La prévention des difficultés

2 690 procédures d’alertes ouvertes en France en 2017

Au cours de leur cycle de vie, les entités peuvent rencontrer des difficultés. Une entreprise qui a du mal à faire face à ses échéances financières ou dont les perspectives de développement sont incertaines, peut bénéficier de différents moyens de prévention et d’assistance avant que sa pérennité ne soit compromise. Le commissaire aux comptes a un rôle actif dans la prévention des difficultés de l’entité qu’il audite. En effet, dans le cadre du dialogue qu’il entretient avec le dirigeant, il peut détecter des incertitudes ou des difficultés économiques susceptibles d’avoir une incidence sur la continuité d’exploitation. Il peut alerter le dirigeant et, si cela s’avère nécessaire, l’éclairer sur les moyens de prévention, notamment ceux proposés par le tribunal de commerce. Une détection rapide des difficultés permet de bénéficier des outils prévus par la loi de sauvegarde des entreprises du 26 juillet 2005, notamment des procédures préventives telles que le mandat ad hoc ou la conciliation.

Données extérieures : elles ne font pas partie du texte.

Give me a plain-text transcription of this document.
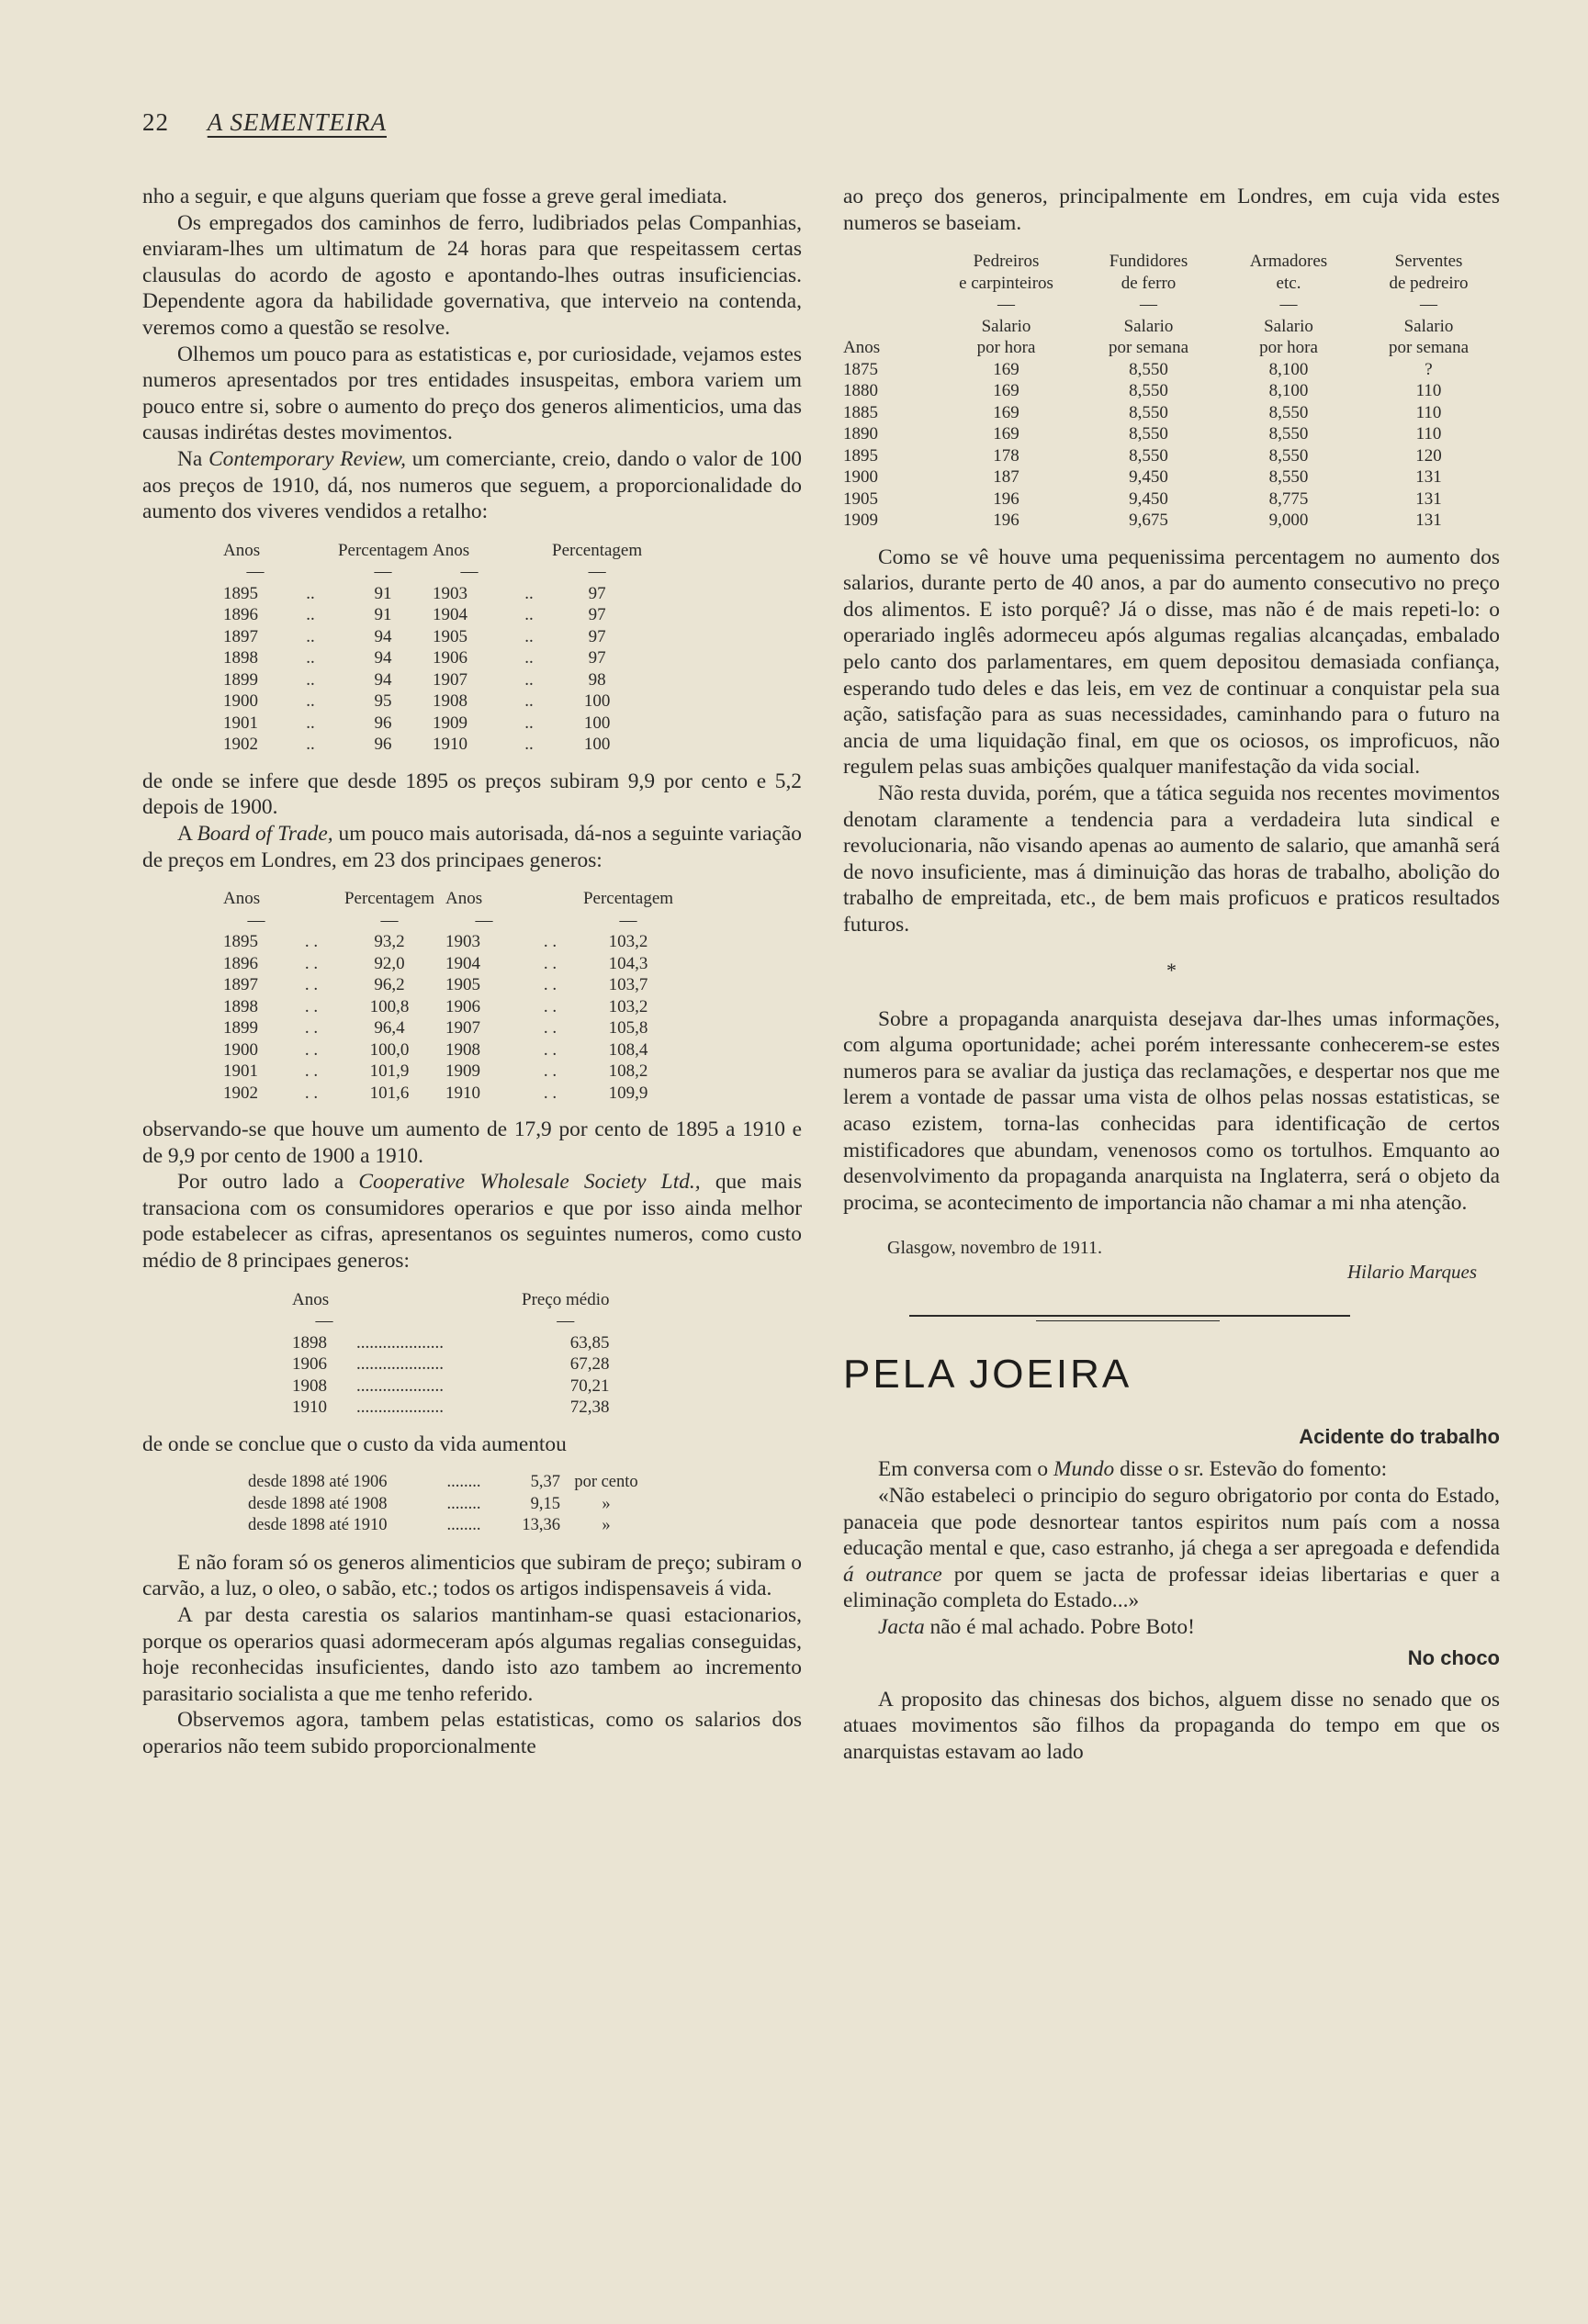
22 A SEMENTEIRA

nho a seguir, e que alguns queriam que fosse a greve geral imediata.

Os empregados dos caminhos de ferro, ludibriados pelas Companhias, enviaram-lhes um ultimatum de 24 horas para que respeitassem certas clausulas do acordo de agosto e apontando-lhes outras insuficiencias. Dependente agora da habilidade governativa, que interveio na contenda, veremos como a questão se resolve.

Olhemos um pouco para as estatisticas e, por curiosidade, vejamos estes numeros apresentados por tres entidades insuspeitas, embora variem um pouco entre si, sobre o aumento do preço dos generos alimenticios, uma das causas indirétas destes movimentos.

Na Contemporary Review, um comerciante, creio, dando o valor de 100 aos preços de 1910, dá, nos numeros que seguem, a proporcionalidade do aumento dos viveres vendidos a retalho:

Anos		Percentagem	Anos		Percentagem
—		—	—		—
1895	..	91	1903	..	97
1896	..	91	1904	..	97
1897	..	94	1905	..	97
1898	..	94	1906	..	97
1899	..	94	1907	..	98
1900	..	95	1908	..	100
1901	..	96	1909	..	100
1902	..	96	1910	..	100

de onde se infere que desde 1895 os preços subiram 9,9 por cento e 5,2 depois de 1900.

A Board of Trade, um pouco mais autorisada, dá-nos a seguinte variação de preços em Londres, em 23 dos principaes generos:

Anos		Percentagem	Anos		Percentagem
—		—	—		—
1895	. .	93,2	1903	. .	103,2
1896	. .	92,0	1904	. .	104,3
1897	. .	96,2	1905	. .	103,7
1898	. .	100,8	1906	. .	103,2
1899	. .	96,4	1907	. .	105,8
1900	. .	100,0	1908	. .	108,4
1901	. .	101,9	1909	. .	108,2
1902	. .	101,6	1910	. .	109,9

observando-se que houve um aumento de 17,9 por cento de 1895 a 1910 e de 9,9 por cento de 1900 a 1910.

Por outro lado a Cooperative Wholesale Society Ltd., que mais transaciona com os consumidores operarios e que por isso ainda melhor pode estabelecer as cifras, apresentanos os seguintes numeros, como custo médio de 8 principaes generos:

Anos		Preço médio
—		—
1898	....................	63,85
1906	....................	67,28
1908	....................	70,21
1910	....................	72,38

de onde se conclue que o custo da vida aumentou

desde 1898 até 1906	........	5,37	por cento
desde 1898 até 1908	........	9,15	»
desde 1898 até 1910	........	13,36	»

E não foram só os generos alimenticios que subiram de preço; subiram o carvão, a luz, o oleo, o sabão, etc.; todos os artigos indispensaveis á vida.

A par desta carestia os salarios mantinham-se quasi estacionarios, porque os operarios quasi adormeceram após algumas regalias conseguidas, hoje reconhecidas insuficientes, dando isto azo tambem ao incremento parasitario socialista a que me tenho referido.

Observemos agora, tambem pelas estatisticas, como os salarios dos operarios não teem subido proporcionalmente

ao preço dos generos, principalmente em Londres, em cuja vida estes numeros se baseiam.

	Pedreiros	Fundidores	Armadores	Serventes
	e carpinteiros	de ferro	etc.	de pedreiro
	—	—	—	—
	Salario	Salario	Salario	Salario
Anos	por hora	por semana	por hora	por semana
1875	169	8,550	8,100	?
1880	169	8,550	8,100	110
1885	169	8,550	8,550	110
1890	169	8,550	8,550	110
1895	178	8,550	8,550	120
1900	187	9,450	8,550	131
1905	196	9,450	8,775	131
1909	196	9,675	9,000	131

Como se vê houve uma pequenissima percentagem no aumento dos salarios, durante perto de 40 anos, a par do aumento consecutivo no preço dos alimentos. E isto porquê? Já o disse, mas não é de mais repeti-lo: o operariado inglês adormeceu após algumas regalias alcançadas, embalado pelo canto dos parlamentares, em quem depositou demasiada confiança, esperando tudo deles e das leis, em vez de continuar a conquistar pela sua ação, satisfação para as suas necessidades, caminhando para o futuro na ancia de uma liquidação final, em que os ociosos, os improficuos, não regulem pelas suas ambições qualquer manifestação da vida social.

Não resta duvida, porém, que a tática seguida nos recentes movimentos denotam claramente a tendencia para a verdadeira luta sindical e revolucionaria, não visando apenas ao aumento de salario, que amanhã será de novo insuficiente, mas á diminuição das horas de trabalho, abolição do trabalho de empreitada, etc., de bem mais proficuos e praticos resultados futuros.

*

Sobre a propaganda anarquista desejava dar-lhes umas informações, com alguma oportunidade; achei porém interessante conhecerem-se estes numeros para se avaliar da justiça das reclamações, e despertar nos que me lerem a vontade de passar uma vista de olhos pelas nossas estatisticas, se acaso ezistem, torna-las conhecidas para identificação de certos mistificadores que abundam, venenosos como os tortulhos. Emquanto ao desenvolvimento da propaganda anarquista na Inglaterra, será o objeto da procima, se acontecimento de importancia não chamar a mi nha atenção.

Glasgow, novembro de 1911.
Hilario Marques
PELA JOEIRA
Acidente do trabalho

Em conversa com o Mundo disse o sr. Estevão do fomento:

«Não estabeleci o principio do seguro obrigatorio por conta do Estado, panaceia que pode desnortear tantos espiritos num país com a nossa educação mental e que, caso estranho, já chega a ser apregoada e defendida á outrance por quem se jacta de professar ideias libertarias e quer a eliminação completa do Estado...»

Jacta não é mal achado. Pobre Boto!

No choco

A proposito das chinesas dos bichos, alguem disse no senado que os atuaes movimentos são filhos da propaganda do tempo em que os anarquistas estavam ao lado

Cette loi complète la loi du 1er mars 1984 qui impose au commissaire aux comptes de mettre en œuvre une procédure d’alerte si l’entretien préalable avec les dirigeants n’a pas permis de redresser la situation et s’il constate l’existence de faits de nature à compromettre la continuité de l’exploitation. Cette procédure s’applique à toutes les entités dont les comptes annuels font l’objet d’une certification et se déroule en plusieurs phases. Le commissaire aux comptes doit informer le dirigeant des difficultés constatées puis, le cas échéant, le conseil d’administration. Un rapport spécial d’alerte est communiqué à l’assemblée générale des actionnaires.

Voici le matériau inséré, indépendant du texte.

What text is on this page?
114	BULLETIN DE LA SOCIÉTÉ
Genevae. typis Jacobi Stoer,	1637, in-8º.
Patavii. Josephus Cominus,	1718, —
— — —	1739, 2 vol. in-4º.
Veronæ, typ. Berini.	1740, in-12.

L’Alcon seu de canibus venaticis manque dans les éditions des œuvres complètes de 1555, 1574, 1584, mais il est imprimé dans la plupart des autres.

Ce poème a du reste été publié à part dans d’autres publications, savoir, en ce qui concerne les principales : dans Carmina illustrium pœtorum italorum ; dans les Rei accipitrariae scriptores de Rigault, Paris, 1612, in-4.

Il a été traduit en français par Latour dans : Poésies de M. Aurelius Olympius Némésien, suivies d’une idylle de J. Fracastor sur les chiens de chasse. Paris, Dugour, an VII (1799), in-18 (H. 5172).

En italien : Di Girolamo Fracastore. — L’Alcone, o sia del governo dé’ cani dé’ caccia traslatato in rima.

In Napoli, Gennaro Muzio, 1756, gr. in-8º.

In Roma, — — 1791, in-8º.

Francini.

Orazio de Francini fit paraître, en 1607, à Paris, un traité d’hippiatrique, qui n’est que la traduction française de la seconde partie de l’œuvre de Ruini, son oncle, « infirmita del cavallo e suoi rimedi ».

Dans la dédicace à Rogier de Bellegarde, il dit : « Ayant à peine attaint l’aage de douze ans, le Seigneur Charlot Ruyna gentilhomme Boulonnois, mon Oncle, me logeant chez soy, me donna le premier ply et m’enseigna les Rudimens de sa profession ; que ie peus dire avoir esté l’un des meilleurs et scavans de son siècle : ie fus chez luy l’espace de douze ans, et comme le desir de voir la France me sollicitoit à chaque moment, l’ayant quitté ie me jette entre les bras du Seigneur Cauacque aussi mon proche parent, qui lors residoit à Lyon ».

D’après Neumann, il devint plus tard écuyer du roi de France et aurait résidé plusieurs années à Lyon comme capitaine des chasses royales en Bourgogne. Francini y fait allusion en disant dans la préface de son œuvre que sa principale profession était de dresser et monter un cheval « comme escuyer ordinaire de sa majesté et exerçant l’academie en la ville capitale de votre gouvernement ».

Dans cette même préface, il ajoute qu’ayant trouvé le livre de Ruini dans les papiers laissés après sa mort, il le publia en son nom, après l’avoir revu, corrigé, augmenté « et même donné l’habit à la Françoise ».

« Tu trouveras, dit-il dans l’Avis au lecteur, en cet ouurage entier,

S’il estime que des actions correctrices sont prises, que des solutions aux difficultés sont trouvées, il peut interrompre la procédure d’alerte. A défaut de mesures pour améliorer la situation, il doit prévenir le Président du Tribunal de Commerce ou du Tribunal de Grande Instance. Ce dernier peut convoquer le dirigeant pour un entretien, ordonner la nomination d’un mandataire ad hoc ou d’un conciliateur, déclencher une saisine d’office du tribunal en vue de l’ouverture ou non d’une procédure de sauvegarde, de redressement ou de liquidation judiciaire. La mission du commissaire aux comptes se poursuit dans le cadre de la procédure ouverte par le tribunal, qu’il s’agisse d’une procédure préventive ou collective. Il maintient une vigilance accrue sur l’entité contrôlée et met en œuvre des diligences spécifiques. Seul le prononcé de la liquidation judiciaire met fin à sa mission.

La continuité d’exploitation au cœur de la mission

Tout au long de sa mission, le commissaire aux comptes reste attentif aux éléments, de nature financière ou opérationnelle, qui peuvent mettre en cause la continuité d’exploitation. Il identifie les incertitudes significatives sur la continuité d’exploitation et, le cas échéant, doit exprimer un refus de certifier s’il estime que la continuité d’exploitation est définitivement compromise et, dans cette hypothèse, que les comptes n’ont pas été établis en valeur liquidative.